Aujourd’hui, ces mères blessées qui ont perdu un ou plusieurs enfants, disparus, enlevés pour des raisons inacceptables, se battent pour réhabiliter les quartiers mal lotis. Symboles de la liberté, elles aident à présent les plus démunis.

Ces octogénaires respectées sont devenues des mères symboliques de tous les miséreux du pays. Bénéficiant du soutien financier du gouvernement grâce à un plan fédéral de logements, elles ont le feu vert pour tout projet de construction ou d’urbanisation… et elles ne s’en privent pas !

Premier chantier, la réhabilitation d’un immense bidonville à l’ouest de Buenos Aires « la Ciudad Oculta » (la ville cachée), où vivent des millions d’êtres humains sous des morceaux de tôle qui prennent l’eau, le vent, la chaleur. Au milieu de “cette ville”, un édifice fantôme : il s’agit de « l’Eléphant blanc », le plus grand hôpital d’Amérique latine, construit dans les années 50 et laissé inachevé et à l’abandon.
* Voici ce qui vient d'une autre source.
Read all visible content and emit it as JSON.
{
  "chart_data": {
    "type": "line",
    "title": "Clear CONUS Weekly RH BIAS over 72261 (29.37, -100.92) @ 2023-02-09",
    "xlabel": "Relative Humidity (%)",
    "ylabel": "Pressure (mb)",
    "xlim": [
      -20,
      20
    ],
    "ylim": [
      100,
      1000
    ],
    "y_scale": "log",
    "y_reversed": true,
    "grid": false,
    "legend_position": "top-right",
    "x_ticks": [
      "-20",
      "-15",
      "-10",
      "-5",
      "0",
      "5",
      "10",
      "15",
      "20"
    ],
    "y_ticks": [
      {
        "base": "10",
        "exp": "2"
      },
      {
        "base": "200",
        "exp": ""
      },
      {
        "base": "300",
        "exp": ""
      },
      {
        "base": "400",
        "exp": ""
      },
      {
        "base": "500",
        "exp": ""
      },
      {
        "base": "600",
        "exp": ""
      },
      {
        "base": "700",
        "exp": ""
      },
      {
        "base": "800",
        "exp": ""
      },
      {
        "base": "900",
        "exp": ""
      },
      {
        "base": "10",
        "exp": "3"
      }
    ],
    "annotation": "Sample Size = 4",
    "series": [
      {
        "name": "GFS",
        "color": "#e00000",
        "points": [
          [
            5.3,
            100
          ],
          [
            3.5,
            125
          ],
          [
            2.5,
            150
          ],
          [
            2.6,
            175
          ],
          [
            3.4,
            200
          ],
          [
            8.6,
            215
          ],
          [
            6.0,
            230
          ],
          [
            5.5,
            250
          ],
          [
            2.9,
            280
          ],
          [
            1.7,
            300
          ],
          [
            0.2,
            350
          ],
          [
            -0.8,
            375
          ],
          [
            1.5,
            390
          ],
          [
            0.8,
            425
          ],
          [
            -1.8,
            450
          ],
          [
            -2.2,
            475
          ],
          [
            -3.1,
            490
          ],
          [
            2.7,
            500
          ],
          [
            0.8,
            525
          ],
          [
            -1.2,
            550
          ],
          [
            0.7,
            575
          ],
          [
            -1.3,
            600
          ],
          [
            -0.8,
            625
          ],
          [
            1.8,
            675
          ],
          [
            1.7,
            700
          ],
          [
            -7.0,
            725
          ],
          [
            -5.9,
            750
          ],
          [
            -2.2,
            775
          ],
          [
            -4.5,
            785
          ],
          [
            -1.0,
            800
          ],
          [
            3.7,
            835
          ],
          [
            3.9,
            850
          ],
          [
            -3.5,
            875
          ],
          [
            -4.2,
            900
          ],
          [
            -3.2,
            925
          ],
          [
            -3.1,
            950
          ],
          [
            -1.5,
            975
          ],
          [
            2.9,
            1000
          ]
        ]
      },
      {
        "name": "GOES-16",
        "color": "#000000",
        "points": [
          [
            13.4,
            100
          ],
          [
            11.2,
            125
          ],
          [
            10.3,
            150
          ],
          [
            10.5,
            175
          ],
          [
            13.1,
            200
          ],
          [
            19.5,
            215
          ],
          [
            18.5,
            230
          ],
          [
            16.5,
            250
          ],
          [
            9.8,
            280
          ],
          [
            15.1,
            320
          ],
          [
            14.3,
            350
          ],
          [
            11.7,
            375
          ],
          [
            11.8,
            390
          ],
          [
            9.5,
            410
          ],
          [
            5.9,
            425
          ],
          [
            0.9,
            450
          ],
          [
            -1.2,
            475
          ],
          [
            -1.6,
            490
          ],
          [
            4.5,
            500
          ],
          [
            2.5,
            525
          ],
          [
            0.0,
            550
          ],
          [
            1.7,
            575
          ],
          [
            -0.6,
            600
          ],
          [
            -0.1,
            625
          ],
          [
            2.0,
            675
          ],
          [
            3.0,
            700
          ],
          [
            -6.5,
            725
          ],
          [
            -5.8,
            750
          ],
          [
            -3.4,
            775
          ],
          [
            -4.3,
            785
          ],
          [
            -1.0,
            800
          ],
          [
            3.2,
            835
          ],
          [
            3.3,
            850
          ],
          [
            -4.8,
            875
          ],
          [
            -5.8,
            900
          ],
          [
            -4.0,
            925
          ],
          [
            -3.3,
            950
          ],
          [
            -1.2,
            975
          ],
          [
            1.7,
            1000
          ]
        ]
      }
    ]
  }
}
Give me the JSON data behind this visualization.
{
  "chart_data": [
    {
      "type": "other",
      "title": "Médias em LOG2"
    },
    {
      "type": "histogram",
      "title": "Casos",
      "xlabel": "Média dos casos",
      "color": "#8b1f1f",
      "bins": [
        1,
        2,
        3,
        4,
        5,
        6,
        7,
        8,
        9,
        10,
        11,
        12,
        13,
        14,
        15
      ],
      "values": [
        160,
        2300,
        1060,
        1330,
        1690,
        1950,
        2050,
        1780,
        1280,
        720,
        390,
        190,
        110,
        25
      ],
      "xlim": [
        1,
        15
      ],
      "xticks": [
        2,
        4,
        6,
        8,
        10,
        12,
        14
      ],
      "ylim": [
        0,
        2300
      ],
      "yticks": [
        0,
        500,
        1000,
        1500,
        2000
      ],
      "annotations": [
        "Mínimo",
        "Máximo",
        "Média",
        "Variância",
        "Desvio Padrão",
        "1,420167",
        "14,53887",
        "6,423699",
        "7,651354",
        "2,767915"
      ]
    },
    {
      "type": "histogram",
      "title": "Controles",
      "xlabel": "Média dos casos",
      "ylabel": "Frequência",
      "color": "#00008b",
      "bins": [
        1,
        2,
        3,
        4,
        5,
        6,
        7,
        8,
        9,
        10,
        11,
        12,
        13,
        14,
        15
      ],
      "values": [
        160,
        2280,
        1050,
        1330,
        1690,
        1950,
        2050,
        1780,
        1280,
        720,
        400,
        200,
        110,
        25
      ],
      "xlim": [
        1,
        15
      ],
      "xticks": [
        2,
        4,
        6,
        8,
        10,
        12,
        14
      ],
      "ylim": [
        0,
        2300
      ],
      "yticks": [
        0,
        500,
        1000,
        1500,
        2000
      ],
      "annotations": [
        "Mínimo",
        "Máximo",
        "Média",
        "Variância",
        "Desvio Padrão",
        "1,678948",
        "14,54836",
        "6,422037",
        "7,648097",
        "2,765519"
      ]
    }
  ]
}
De cet « Eléphant blanc », et sur les 24 hectares qui l’entourent, elles veulent créer des appartements, des écoles, des garderies, un centre de loisirs, une bibliothèque et des ateliers.

Et les ouvriers sont tout trouvés : les habitants eux-mêmes, hommes, femmes, tout âge confondu, heureux et fiers de construire leurs maisons, aidés par une vingtaine de professionnels.
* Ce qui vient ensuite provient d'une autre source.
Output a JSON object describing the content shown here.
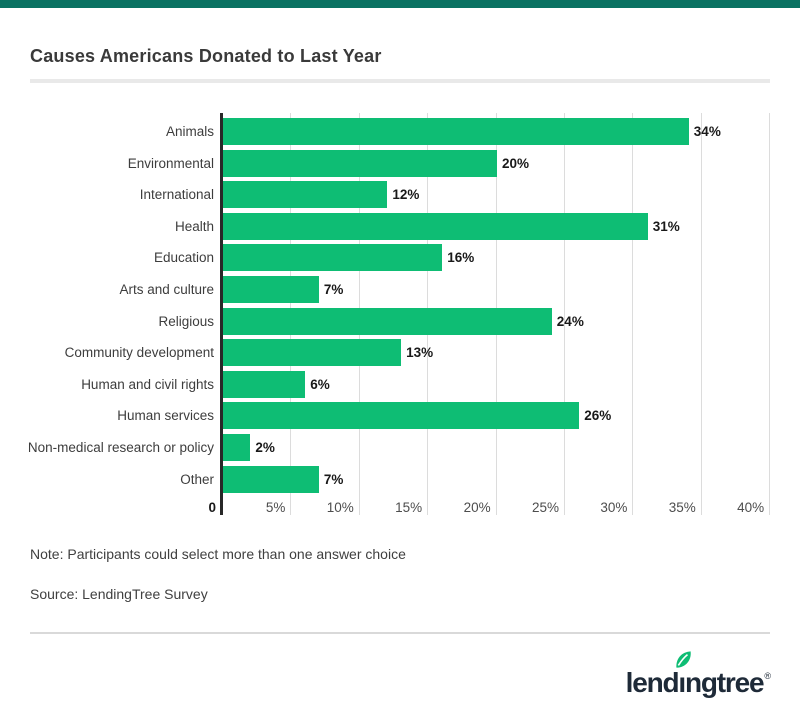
{
  "header": {
    "title": "Causes Americans Donated to Last Year"
  },
  "chart_data": {
    "type": "bar",
    "orientation": "horizontal",
    "title": "Causes Americans Donated to Last Year",
    "categories": [
      "Animals",
      "Environmental",
      "International",
      "Health",
      "Education",
      "Arts and culture",
      "Religious",
      "Community development",
      "Human and civil rights",
      "Human services",
      "Non-medical research or policy",
      "Other"
    ],
    "values": [
      34,
      20,
      12,
      31,
      16,
      7,
      24,
      13,
      6,
      26,
      2,
      7
    ],
    "value_labels": [
      "34%",
      "20%",
      "12%",
      "31%",
      "16%",
      "7%",
      "24%",
      "13%",
      "6%",
      "26%",
      "2%",
      "7%"
    ],
    "x_tick_labels": [
      "0",
      "5%",
      "10%",
      "15%",
      "20%",
      "25%",
      "30%",
      "35%",
      "40%"
    ],
    "xlim": [
      0,
      40
    ],
    "grid": true,
    "legend": "none",
    "bar_color": "#0ebd74",
    "gridline_color": "#dcdcdc",
    "axis_color": "#282828"
  },
  "footnotes": {
    "note": "Note: Participants could select more than one answer choice",
    "source": "Source: LendingTree Survey"
  },
  "branding": {
    "logo_text": "lendıngtree",
    "registered_mark": "®",
    "logo_color": "#1e2a38",
    "leaf_color": "#0ebd74"
  },
  "theme": {
    "top_strip_color": "#0a7262"
  }
}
Ceux qui ne peuvent pas oeuvrer sur le chantier, travaillent dans les cuisines de la cantine ou dans les ateliers pour confectionner les uniformes pour tout le personnel.

Le chantier actuel travaille sur neuf cents logements, qui sont réalisés avec des panneaux de polystyrène qui s’assemblent et se clouent. Une fois pulverisés de ciment, ils sont aussi résistants que la pierre.

Une vraie nouvelle ville va être construite, une ville pimpante et visible aux yeux de tous !

« La tâche des Mères n’est plus de résister. Mais nous voulons continuer à faire parler de nous : nos enfants sont morts pour un idéal, nous continuons leur combat contre les injustices sociales ».